As prisoners on death row live out their final hours –– and choose their last meals –– they are far more likely to ask for a burger and fries than a Caesar salad, according to a study by Cornell researchers posted online this week in the journal Appetite.
The researchers, who studied 193 last meal requests in the United States between 2002 and 2006, found that the meals tended to be high in calories and heavy on meat. Commonly requested items included french fries, soda, ice cream, hamburgers, steak and pie, according to the Associated Press.
While the requests varied, the researchers found some general trends among the last meals that were ordered. More than two-thirds of inmates ordered fried foods, such as french fries, and a similar number ordered dessert. About five times as many prisoners requested soda as requested milk. The average meal weighed in at 2,756 calories, far more than the Food and Drug Administration’s daily recommended diet of 2,000 calories.
Comfort foods were popular among the criminals studied by the researchers. More than a third requested chicken, while 24 percent asked for a hamburger and 22 percent asked for steak. While a quarter requested a salad, four percent requested meals from fast food chains such as McDonald’s and KFC.

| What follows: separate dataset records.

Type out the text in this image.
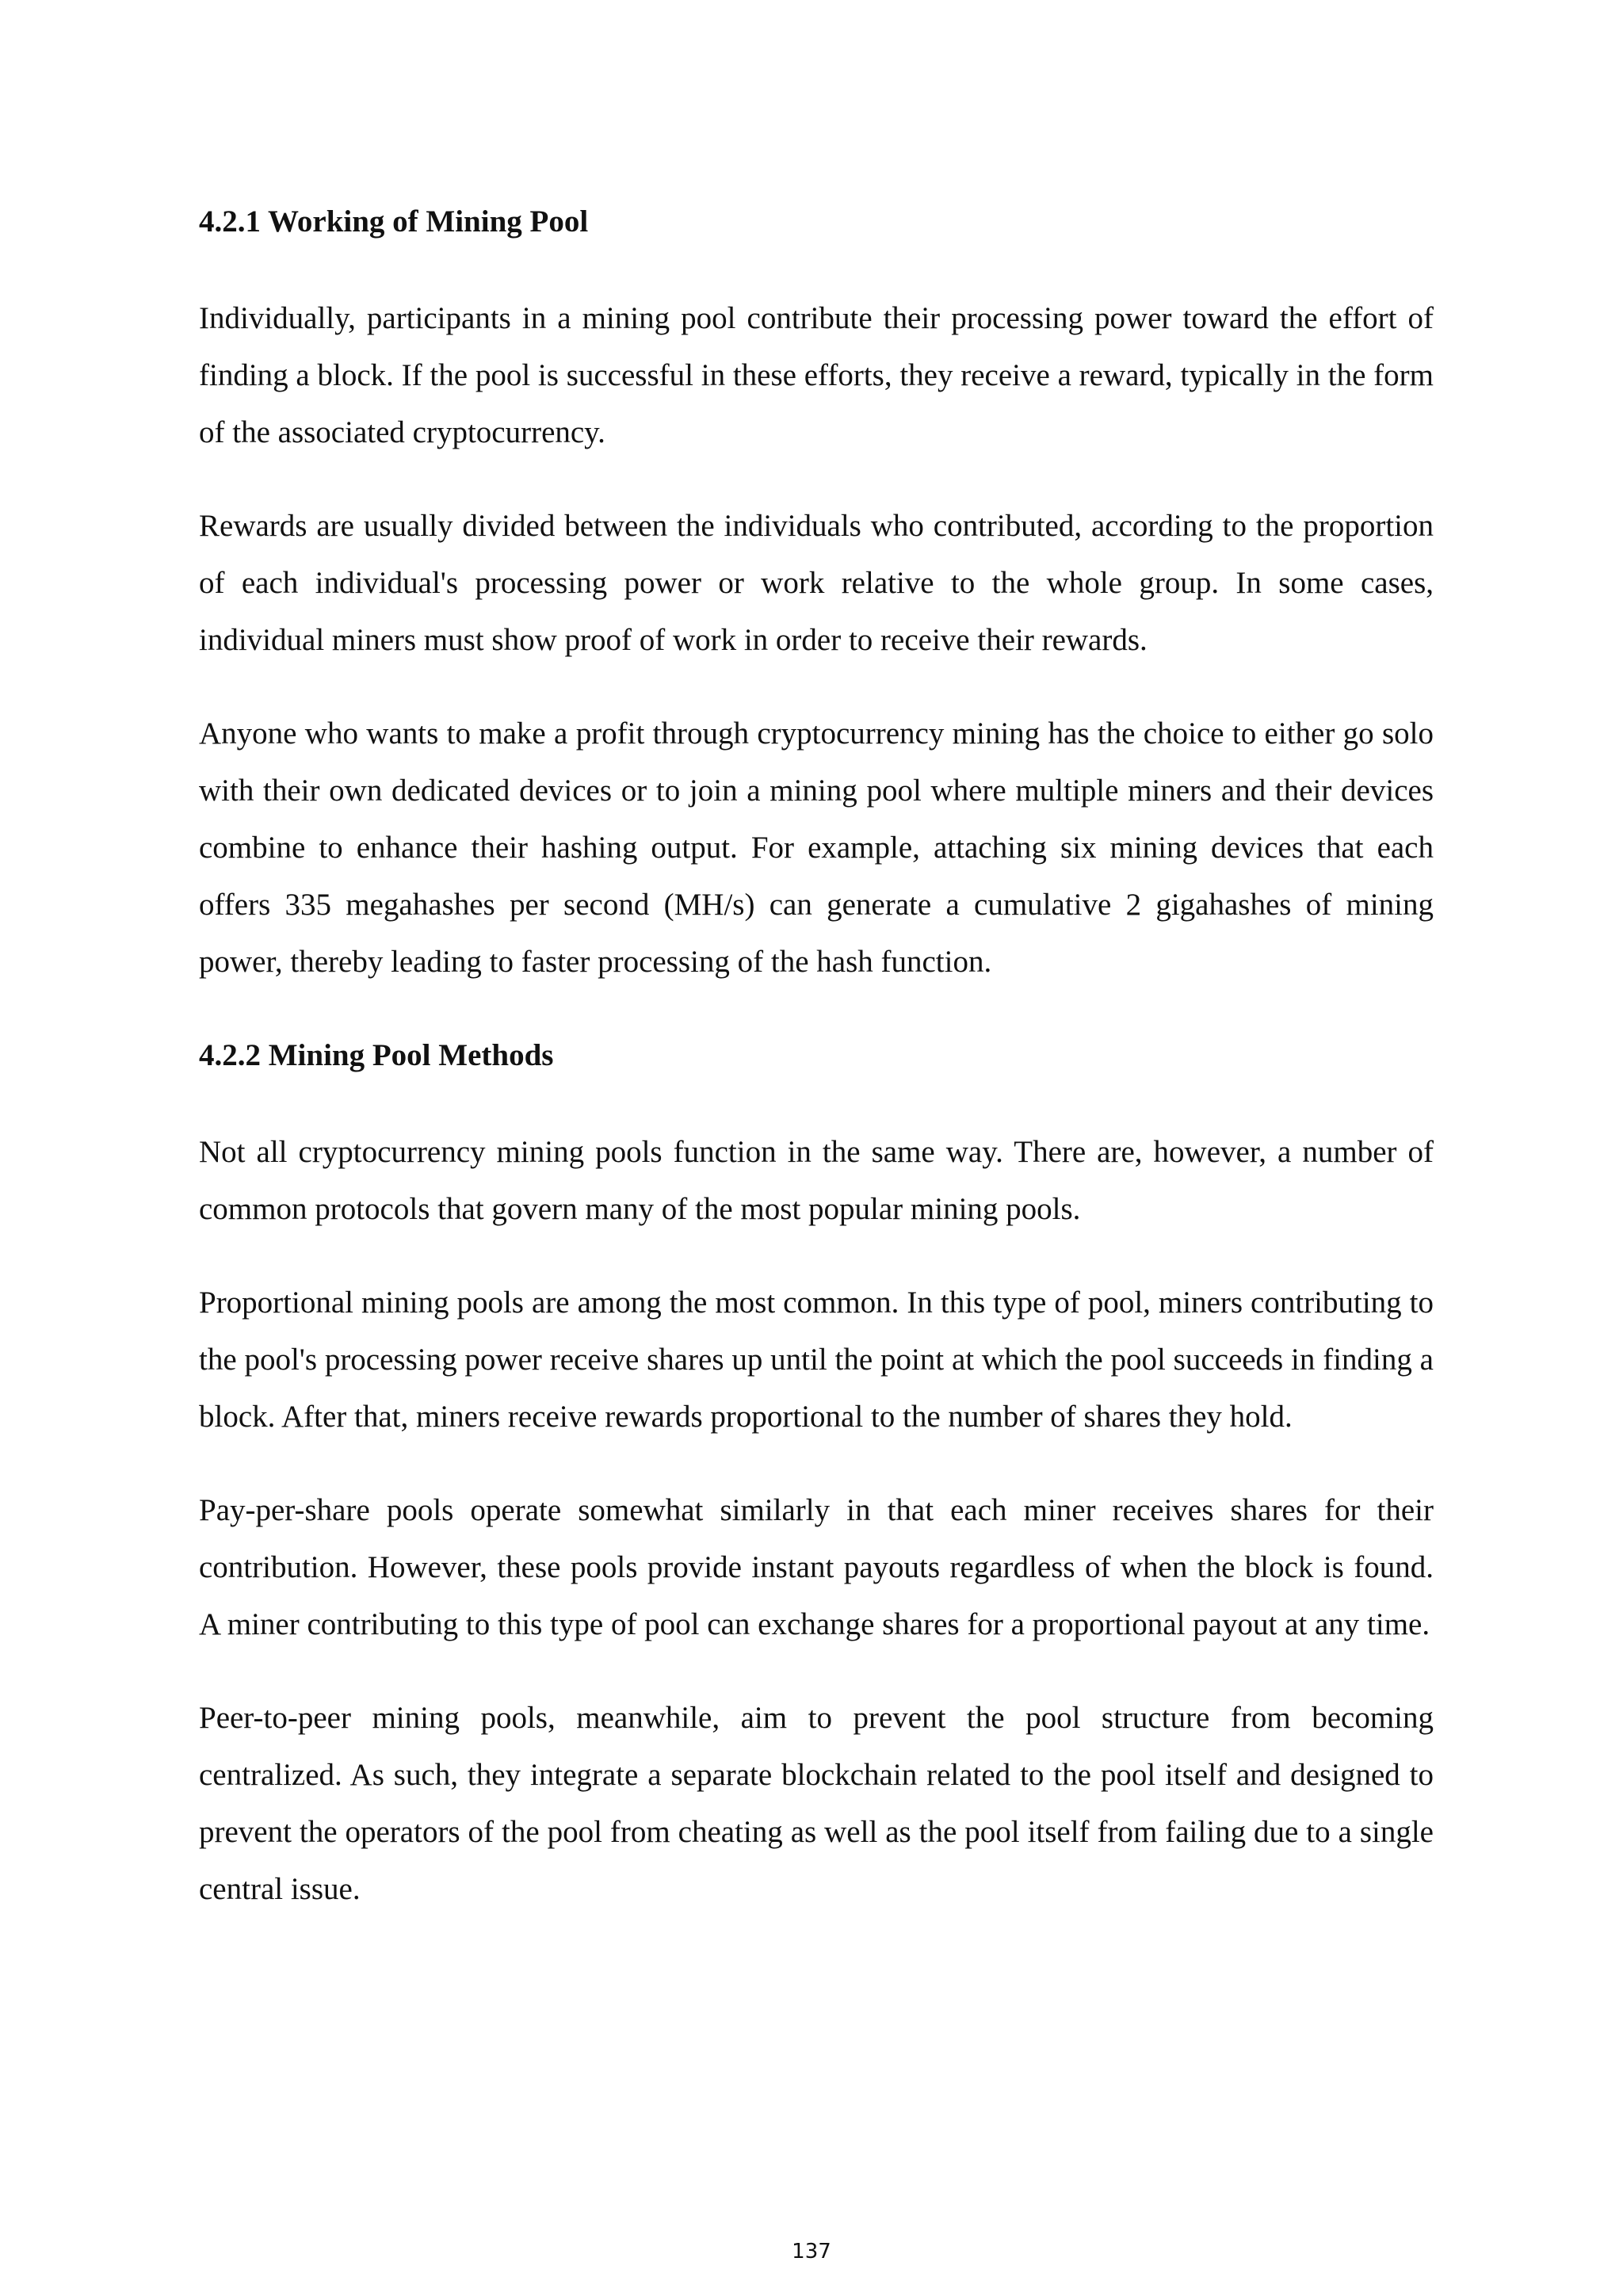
4.2.1 Working of Mining Pool

Individually, participants in a mining pool contribute their processing power toward the effort of finding a block. If the pool is successful in these efforts, they receive a reward, typically in the form of the associated cryptocurrency.

Rewards are usually divided between the individuals who contributed, according to the proportion of each individual's processing power or work relative to the whole group. In some cases, individual miners must show proof of work in order to receive their rewards.

Anyone who wants to make a profit through cryptocurrency mining has the choice to either go solo with their own dedicated devices or to join a mining pool where multiple miners and their devices combine to enhance their hashing output. For example, attaching six mining devices that each offers 335 megahashes per second (MH/s) can generate a cumulative 2 gigahashes of mining power, thereby leading to faster processing of the hash function.

4.2.2 Mining Pool Methods

Not all cryptocurrency mining pools function in the same way. There are, however, a number of common protocols that govern many of the most popular mining pools.

Proportional mining pools are among the most common. In this type of pool, miners contributing to the pool's processing power receive shares up until the point at which the pool succeeds in finding a block. After that, miners receive rewards proportional to the number of shares they hold.

Pay-per-share pools operate somewhat similarly in that each miner receives shares for their contribution. However, these pools provide instant payouts regardless of when the block is found. A miner contributing to this type of pool can exchange shares for a proportional payout at any time.

Peer-to-peer mining pools, meanwhile, aim to prevent the pool structure from becoming centralized. As such, they integrate a separate blockchain related to the pool itself and designed to prevent the operators of the pool from cheating as well as the pool itself from failing due to a single central issue.

137
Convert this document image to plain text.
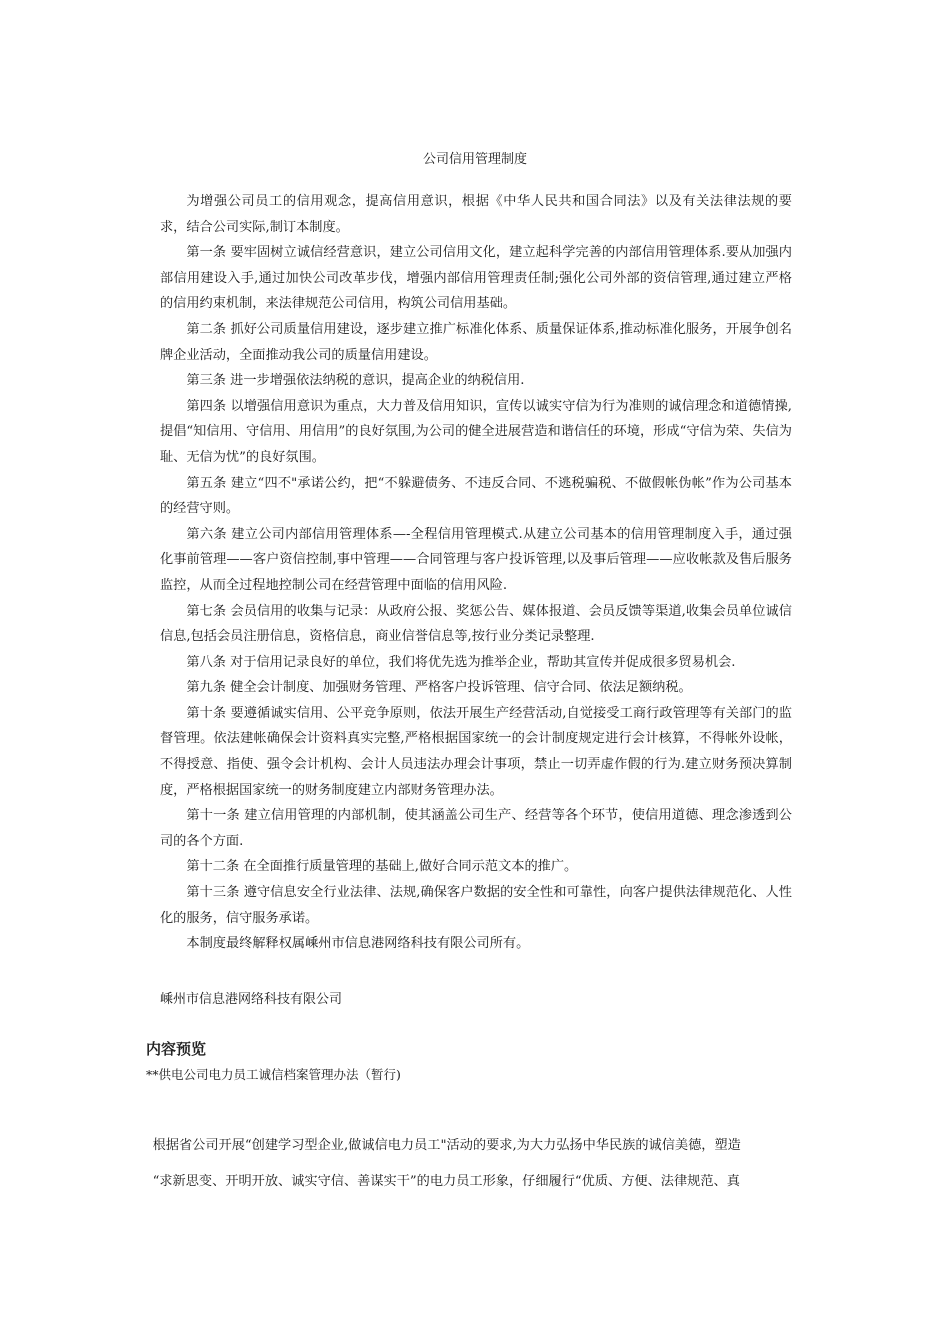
公司信用管理制度

为增强公司员工的信用观念，提高信用意识，根据《中华人民共和国合同法》以及有关法律法规的要求，结合公司实际,制订本制度。

第一条 要牢固树立诚信经营意识，建立公司信用文化，建立起科学完善的内部信用管理体系.要从加强内部信用建设入手,通过加快公司改革步伐，增强内部信用管理责任制;强化公司外部的资信管理,通过建立严格的信用约束机制，来法律规范公司信用，构筑公司信用基础。

第二条 抓好公司质量信用建设，逐步建立推广标准化体系、质量保证体系,推动标准化服务，开展争创名牌企业活动，全面推动我公司的质量信用建设。

第三条 进一步增强依法纳税的意识，提高企业的纳税信用.

第四条 以增强信用意识为重点，大力普及信用知识，宣传以诚实守信为行为准则的诚信理念和道德情操,提倡“知信用、守信用、用信用”的良好氛围,为公司的健全进展营造和谐信任的环境，形成“守信为荣、失信为耻、无信为忧”的良好氛围。

第五条 建立“四不"承诺公约，把“不躲避债务、不违反合同、不逃税骗税、不做假帐伪帐”作为公司基本的经营守则。

第六条 建立公司内部信用管理体系—-全程信用管理模式.从建立公司基本的信用管理制度入手，通过强化事前管理——客户资信控制,事中管理——合同管理与客户投诉管理,以及事后管理——应收帐款及售后服务监控，从而全过程地控制公司在经营管理中面临的信用风险.

第七条 会员信用的收集与记录：从政府公报、奖惩公告、媒体报道、会员反馈等渠道,收集会员单位诚信信息,包括会员注册信息，资格信息，商业信誉信息等,按行业分类记录整理.

第八条 对于信用记录良好的单位，我们将优先选为推举企业，帮助其宣传并促成很多贸易机会.

第九条 健全会计制度、加强财务管理、严格客户投诉管理、信守合同、依法足额纳税。

第十条 要遵循诚实信用、公平竞争原则，依法开展生产经营活动,自觉接受工商行政管理等有关部门的监督管理。依法建帐确保会计资料真实完整,严格根据国家统一的会计制度规定进行会计核算，不得帐外设帐，不得授意、指使、强令会计机构、会计人员违法办理会计事项，禁止一切弄虚作假的行为.建立财务预决算制度，严格根据国家统一的财务制度建立内部财务管理办法。

第十一条 建立信用管理的内部机制，使其涵盖公司生产、经营等各个环节，使信用道德、理念渗透到公司的各个方面.

第十二条 在全面推行质量管理的基础上,做好合同示范文本的推广。

第十三条 遵守信息安全行业法律、法规,确保客户数据的安全性和可靠性，向客户提供法律规范化、人性化的服务，信守服务承诺。

本制度最终解释权属嵊州市信息港网络科技有限公司所有。

嵊州市信息港网络科技有限公司
内容预览
**供电公司电力员工诚信档案管理办法（暂行)

根据省公司开展“创建学习型企业,做诚信电力员工"活动的要求,为大力弘扬中华民族的诚信美德，塑造

“求新思变、开明开放、诚实守信、善谋实干”的电力员工形象，仔细履行“优质、方便、法律规范、真
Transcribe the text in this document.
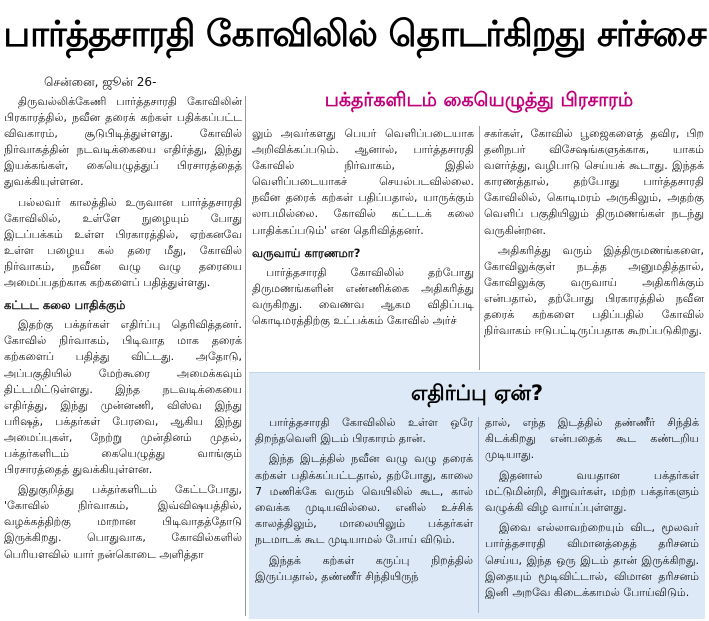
பார்த்தசாரதி கோவிலில் தொடர்கிறது சர்ச்சை
சென்னை, ஜூன் 26-
பக்தர்களிடம் கையெழுத்து பிரசாரம்

திருவல்லிக்கேணி பார்த்தசாரதி கோவிலின் பிரகாரத்தில், நவீன தரைக் கற்கள் பதிக்கப்பட்ட விவகாரம், சூடுபிடித்துள்ளது. கோவில் நிர்வாகத்தின் நடவடிக்கையை எதிர்த்து, இந்து இயக்கங்கள், கையெழுத்துப் பிரசாரத்தைத் துவக்கியுள்ளன.

பல்லவர் காலத்தில் உருவான பார்த்தசாரதி கோவிலில், உள்ளே நுழையும் போது இடப்பக்கம் உள்ள பிரகாரத்தில், ஏற்கனவே உள்ள பழைய கல் தரை மீது, கோவில் நிர்வாகம், நவீன வழு வழு தரையை அமைப்பதற்காக கற்களைப் பதித்துள்ளது.

கட்டட கலை பாதிக்கும்

இதற்கு பக்தர்கள் எதிர்ப்பு தெரிவித்தனர். கோவில் நிர்வாகம், பிடிவாத மாக தரைக் கற்களைப் பதித்து விட்டது. அதோடு, அப்பகுதியில் மேற்கூரை அமைக்கவும் திட்டமிட்டுள்ளது. இந்த நடவடிக்கையை எதிர்த்து, இந்து முன்னணி, விஸ்வ இந்து பரிஷத், பக்தர்கள் பேரவை, ஆகிய இந்து அமைப்புகள், நேற்று முன்தினம் முதல், பக்தர்களிடம் கையெழுத்து வாங்கும் பிரசாரத்தைத் துவக்கியுள்ளன.

இதுகுறித்து பக்தர்களிடம் கேட்டபோது, 'கோவில் நிர்வாகம், இவ்விஷயத்தில், வழக்கத்திற்கு மாறான பிடிவாதத்தோடு இருக்கிறது. பொதுவாக, கோவில்களில் பெரியளவில் யார் நன்கொடை அளித்தா

லும் அவர்களது பெயர் வெளிப்படையாக அறிவிக்கப்படும். ஆனால், பார்த்தசாரதி கோவில் நிர்வாகம், இதில் வெளிப்படையாகச் செயல்படவில்லை. நவீன தரைக் கற்கள் பதிப்பதால், யாருக்கும் லாபமில்லை. கோவில் கட்டடக் கலை பாதிக்கப்படும்' என தெரிவித்தனர்.

வருவாய் காரணமா?

பார்த்தசாரதி கோவிலில் தற்போது திருமணங்களின் எண்ணிக்கை அதிகரித்து வருகிறது. வைணவ ஆகம விதிப்படி கொடிமரத்திற்கு உட்பக்கம் கோவில் அர்ச்

சகர்கள், கோவில் பூஜைகளைத் தவிர, பிற தனிநபர் விசேஷங்களுக்காக, யாகம் வளர்த்து, வழிபாடு செய்யக் கூடாது. இந்தக் காரணத்தால், தற்போது பார்த்தசாரதி கோவிலில், கொடிமரம் அருகிலும், அதற்கு வெளிப் பகுதியிலும் திருமணங்கள் நடந்து வருகின்றன.

அதிகரித்து வரும் இத்திருமணங்களை, கோவிலுக்குள் நடத்த அனுமதித்தால், கோவிலுக்கு வருவாய் அதிகரிக்கும் என்பதால், தற்போது பிரகாரத்தில் நவீன தரைக் கற்களை பதிப்பதில் கோவில் நிர்வாகம் ஈடுபட்டிருப்பதாக கூறப்படுகிறது.

எதிர்ப்பு ஏன்?

பார்த்தசாரதி கோவிலில் உள்ள ஒரே திறந்தவெளி இடம் பிரகாரம் தான்.

இந்த இடத்தில் நவீன வழு வழு தரைக் கற்கள் பதிக்கப்பட்டதால், தற்போது, காலை 7 மணிக்கே வரும் வெயிலில் கூட, கால் வைக்க முடியவில்லை. எனில் உச்சிக் காலத்திலும், மாலையிலும் பக்தர்கள் நடமாடக் கூட முடியாமல் போய் விடும்.

இந்தக் கற்கள் கருப்பு நிறத்தில் இருப்பதால், தண்ணீர் சிந்தியிருந்

தால், எந்த இடத்தில் தண்ணீர் சிந்திக் கிடக்கிறது என்பதைக் கூட கண்டறிய முடியாது.

இதனால் வயதான பக்தர்கள் மட்டுமின்றி, சிறுவர்கள், மற்ற பக்தர்களும் வழுக்கி விழ வாய்ப்புள்ளது.

இவை எல்லாவற்றையும் விட, மூலவர் பார்த்தசாரதி விமானத்தைத் தரிசனம் செய்ய, இந்த ஒரு இடம் தான் இருக்கிறது. இதையும் மூடிவிட்டால், விமான தரிசனம் இனி அறவே கிடைக்காமல் போய்விடும்.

The large number of requests for comfort foods and name-brand items such as Coca-Cola may be due to a desire by inmates to deal with an incredibly high-stress situation by surrounding themselves with familiar foods, according to Prof. Brian Wansink, applied economics and management, who was the study’s lead researcher.
“In some ways, this might be a way to bring the level of stress and negative excitement down to something that’s something a little bit more manageable,” Wansink told the AP. “You don’t find people going for Neapolitan ice cream or for Chunky Monkey or Chubby Hubby. They go for chocolate; they go for vanilla.”
The researchers also said the patterns of chosen meals could reflect the socio-economic backgrounds of the death row inmates.